Inspiration

This is what happens when two formerly pre-med students come up with a hackathon project. After seeing the demonstration the AutoML Vision Learning API in the workshop, we thought about how this API could be used in clinical applications. One of the most visual clinical conditions are rashes, so we decided to see if we could train the Machine Learning API to be able to correctly distinguish between 3 different common rashes - eczema, contact dermatitis, and drug rashes, as well as being able to identify clear, non-problematic skin.

What it does

The program implements Google's AutoML Vision Learning API, which was trained with a dataset consisting of a collection of multiple images of the 3 different rashes, as well as a few pictures of body parts with clear, normal skin, so that the API could learn the baseline skin condition compared to the dermatological conditions it was testing for. The API would then return confidence scores for the top 5 labels in the dataset, corresponding to how likely an input picture was consistent with one of the diagnoses. The label with the highest data score would correspond to the type of rash the picture is most similar to, which could be used as a diagnostic aid.

How we built it

The AutoML Vision Learning API was provided a total of 370 images of the three different rashes we wanted the program to identify as well as a few pictures of normal, clear skin for a baseline. Once the API was properly trained, Google provided the Python program source code that we included in our project repository and then imported within the main.py file.

Challenges we ran into

One of the first challenges was helping the AutoML API learn the labels correctly so that its ability to diagnose rashes based on pictures was more accurate. Our first dataset had the generic label rash, and we applied it to all of our pictures, since we were thinking that we wanted the API to differentiate between rashes and normal skin. However, without any pictures of normal skin/clear skin, the API was taught that any image it was fed was a rash, which resulted in a several false positives while testing. Once we added a few pictures of normal skin, the API was easily able to differentiate between clear skin and those with rashes.

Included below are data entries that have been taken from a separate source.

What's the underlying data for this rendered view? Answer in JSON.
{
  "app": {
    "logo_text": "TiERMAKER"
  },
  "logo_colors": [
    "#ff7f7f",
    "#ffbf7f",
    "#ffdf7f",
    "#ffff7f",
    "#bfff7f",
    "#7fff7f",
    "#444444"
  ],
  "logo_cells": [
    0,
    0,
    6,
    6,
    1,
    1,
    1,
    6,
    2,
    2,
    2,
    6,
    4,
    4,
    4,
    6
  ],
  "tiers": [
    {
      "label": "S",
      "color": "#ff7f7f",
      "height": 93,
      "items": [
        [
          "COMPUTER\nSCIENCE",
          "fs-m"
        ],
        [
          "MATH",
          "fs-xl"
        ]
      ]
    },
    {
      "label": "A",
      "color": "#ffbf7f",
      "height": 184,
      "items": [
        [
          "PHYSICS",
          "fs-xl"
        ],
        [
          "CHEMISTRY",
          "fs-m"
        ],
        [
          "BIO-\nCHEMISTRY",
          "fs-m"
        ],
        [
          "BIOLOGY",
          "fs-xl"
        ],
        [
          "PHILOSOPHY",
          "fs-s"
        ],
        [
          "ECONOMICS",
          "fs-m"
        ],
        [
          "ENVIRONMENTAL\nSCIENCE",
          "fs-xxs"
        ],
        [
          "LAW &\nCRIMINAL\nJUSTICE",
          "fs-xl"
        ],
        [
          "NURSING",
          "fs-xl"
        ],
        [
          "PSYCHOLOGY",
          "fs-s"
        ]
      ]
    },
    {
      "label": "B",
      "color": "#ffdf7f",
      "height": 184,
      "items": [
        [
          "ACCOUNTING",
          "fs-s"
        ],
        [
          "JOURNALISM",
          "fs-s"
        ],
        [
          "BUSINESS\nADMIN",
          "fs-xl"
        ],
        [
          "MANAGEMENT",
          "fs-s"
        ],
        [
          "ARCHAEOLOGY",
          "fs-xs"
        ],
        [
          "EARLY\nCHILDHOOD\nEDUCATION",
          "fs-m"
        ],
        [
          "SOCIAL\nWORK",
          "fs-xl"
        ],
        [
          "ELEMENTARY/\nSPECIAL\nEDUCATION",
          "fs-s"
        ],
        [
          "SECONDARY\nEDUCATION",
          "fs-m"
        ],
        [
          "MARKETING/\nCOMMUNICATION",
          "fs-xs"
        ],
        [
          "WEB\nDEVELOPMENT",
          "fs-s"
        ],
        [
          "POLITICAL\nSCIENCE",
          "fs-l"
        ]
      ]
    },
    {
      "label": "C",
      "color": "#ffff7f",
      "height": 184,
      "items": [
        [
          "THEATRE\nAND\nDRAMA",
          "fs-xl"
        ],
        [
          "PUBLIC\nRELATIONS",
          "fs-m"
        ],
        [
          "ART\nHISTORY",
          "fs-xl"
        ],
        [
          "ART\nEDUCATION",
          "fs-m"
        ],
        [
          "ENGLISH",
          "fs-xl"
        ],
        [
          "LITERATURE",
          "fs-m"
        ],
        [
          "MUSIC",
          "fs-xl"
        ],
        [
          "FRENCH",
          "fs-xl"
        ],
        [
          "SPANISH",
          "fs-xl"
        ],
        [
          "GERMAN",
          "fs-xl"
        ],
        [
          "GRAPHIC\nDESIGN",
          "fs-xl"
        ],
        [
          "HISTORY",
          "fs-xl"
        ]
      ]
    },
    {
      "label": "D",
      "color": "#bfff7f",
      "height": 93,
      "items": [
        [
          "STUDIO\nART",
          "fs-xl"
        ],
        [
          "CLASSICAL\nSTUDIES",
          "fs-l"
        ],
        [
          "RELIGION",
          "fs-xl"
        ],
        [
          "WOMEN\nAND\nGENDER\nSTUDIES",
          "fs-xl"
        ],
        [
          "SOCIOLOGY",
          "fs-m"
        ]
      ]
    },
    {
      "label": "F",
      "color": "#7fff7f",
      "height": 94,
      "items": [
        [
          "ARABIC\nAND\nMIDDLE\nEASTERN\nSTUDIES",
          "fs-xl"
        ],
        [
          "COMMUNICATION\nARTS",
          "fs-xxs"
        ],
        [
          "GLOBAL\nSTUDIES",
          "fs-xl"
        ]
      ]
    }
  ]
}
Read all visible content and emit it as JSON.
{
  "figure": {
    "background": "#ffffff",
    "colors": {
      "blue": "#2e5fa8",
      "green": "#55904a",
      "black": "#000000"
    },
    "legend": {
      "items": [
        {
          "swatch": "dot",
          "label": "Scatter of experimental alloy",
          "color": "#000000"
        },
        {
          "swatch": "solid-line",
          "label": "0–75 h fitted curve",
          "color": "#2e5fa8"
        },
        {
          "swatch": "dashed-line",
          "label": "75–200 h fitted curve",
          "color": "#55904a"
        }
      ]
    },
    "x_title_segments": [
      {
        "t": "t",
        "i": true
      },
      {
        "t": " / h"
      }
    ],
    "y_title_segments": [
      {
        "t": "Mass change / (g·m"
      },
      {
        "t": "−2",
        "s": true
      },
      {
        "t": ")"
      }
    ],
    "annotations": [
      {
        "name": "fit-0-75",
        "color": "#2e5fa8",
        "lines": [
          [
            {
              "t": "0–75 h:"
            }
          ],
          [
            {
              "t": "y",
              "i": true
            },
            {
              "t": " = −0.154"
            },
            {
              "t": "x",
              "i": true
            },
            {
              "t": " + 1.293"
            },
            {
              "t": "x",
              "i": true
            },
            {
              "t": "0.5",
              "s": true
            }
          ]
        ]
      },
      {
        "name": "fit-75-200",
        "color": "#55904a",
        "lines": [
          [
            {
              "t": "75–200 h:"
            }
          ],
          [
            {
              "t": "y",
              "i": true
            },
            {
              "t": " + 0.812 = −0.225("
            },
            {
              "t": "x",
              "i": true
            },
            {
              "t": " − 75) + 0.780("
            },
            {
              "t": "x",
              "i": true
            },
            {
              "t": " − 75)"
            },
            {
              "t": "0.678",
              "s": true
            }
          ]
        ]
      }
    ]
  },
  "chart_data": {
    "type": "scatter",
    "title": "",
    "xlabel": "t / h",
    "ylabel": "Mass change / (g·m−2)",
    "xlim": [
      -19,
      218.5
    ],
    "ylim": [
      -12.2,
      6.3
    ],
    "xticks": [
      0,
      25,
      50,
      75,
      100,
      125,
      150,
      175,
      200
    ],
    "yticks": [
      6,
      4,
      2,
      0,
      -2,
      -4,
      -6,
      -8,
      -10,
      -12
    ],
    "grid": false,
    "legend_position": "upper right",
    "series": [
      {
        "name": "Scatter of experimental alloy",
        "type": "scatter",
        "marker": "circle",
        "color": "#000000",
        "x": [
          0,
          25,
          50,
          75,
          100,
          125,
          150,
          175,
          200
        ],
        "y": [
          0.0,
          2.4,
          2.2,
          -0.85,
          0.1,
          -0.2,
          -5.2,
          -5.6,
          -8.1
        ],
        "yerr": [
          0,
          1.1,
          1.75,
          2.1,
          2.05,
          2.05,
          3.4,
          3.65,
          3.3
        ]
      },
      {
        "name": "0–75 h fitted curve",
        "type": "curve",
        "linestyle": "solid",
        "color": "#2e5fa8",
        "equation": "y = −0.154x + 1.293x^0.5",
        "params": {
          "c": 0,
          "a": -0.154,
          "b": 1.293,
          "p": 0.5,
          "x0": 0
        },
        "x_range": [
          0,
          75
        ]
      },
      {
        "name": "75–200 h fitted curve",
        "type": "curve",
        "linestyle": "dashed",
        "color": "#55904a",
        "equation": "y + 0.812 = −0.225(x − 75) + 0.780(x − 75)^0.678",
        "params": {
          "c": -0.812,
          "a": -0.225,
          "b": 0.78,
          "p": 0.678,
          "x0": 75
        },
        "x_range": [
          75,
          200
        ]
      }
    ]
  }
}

Accomplishments that we're proud of

Testing of various test images found online and that we took of ourselves showed that the API was mostly accurate in identifying the types of rashes from the pictures it was provided. Some pictures that were tested returned a value of 90+% confidence that it matched the correct diagnosis.

What we learned

Karen gained more experience with implementing the back end using Python with a Flask framework for our web app, while Sydney and Ed got more exposure to the use of Python in web development, having only had C++ experience prior to this Hackathon. We also gained experiencing using the Google Cloudshell terminal to edit our files and commit changes to the Project GitHub, and also learned how to utilize the AutoML Vision Learning API and train it to identify desired images and classifications, using labels and example images for our dataset.

What's next for Table 2 - Revenge of the Itch!

Google Cloud Healthcare API - Google is working on something which will most probably far outstrip the work we've done here. We wanted to try and use it, but Healthcare is still in testing, and we needed to apply for permission to use it. Google Cloud Vision API - Google's pre-trained ML machines, which can recognize general images. We found that Cloud Vision is sophisticated enough to recognize when images are medical in nature, (giving it a 'medical' confidence score). We could have added more functionality to our app by also running input images through Cloud Vision, but this is outside the intended use of the application, and the added overhead of making a second machine learning analysis request did not warrant the extra functionality, especially when contending with the inconsistent wifi provided at the hackathon.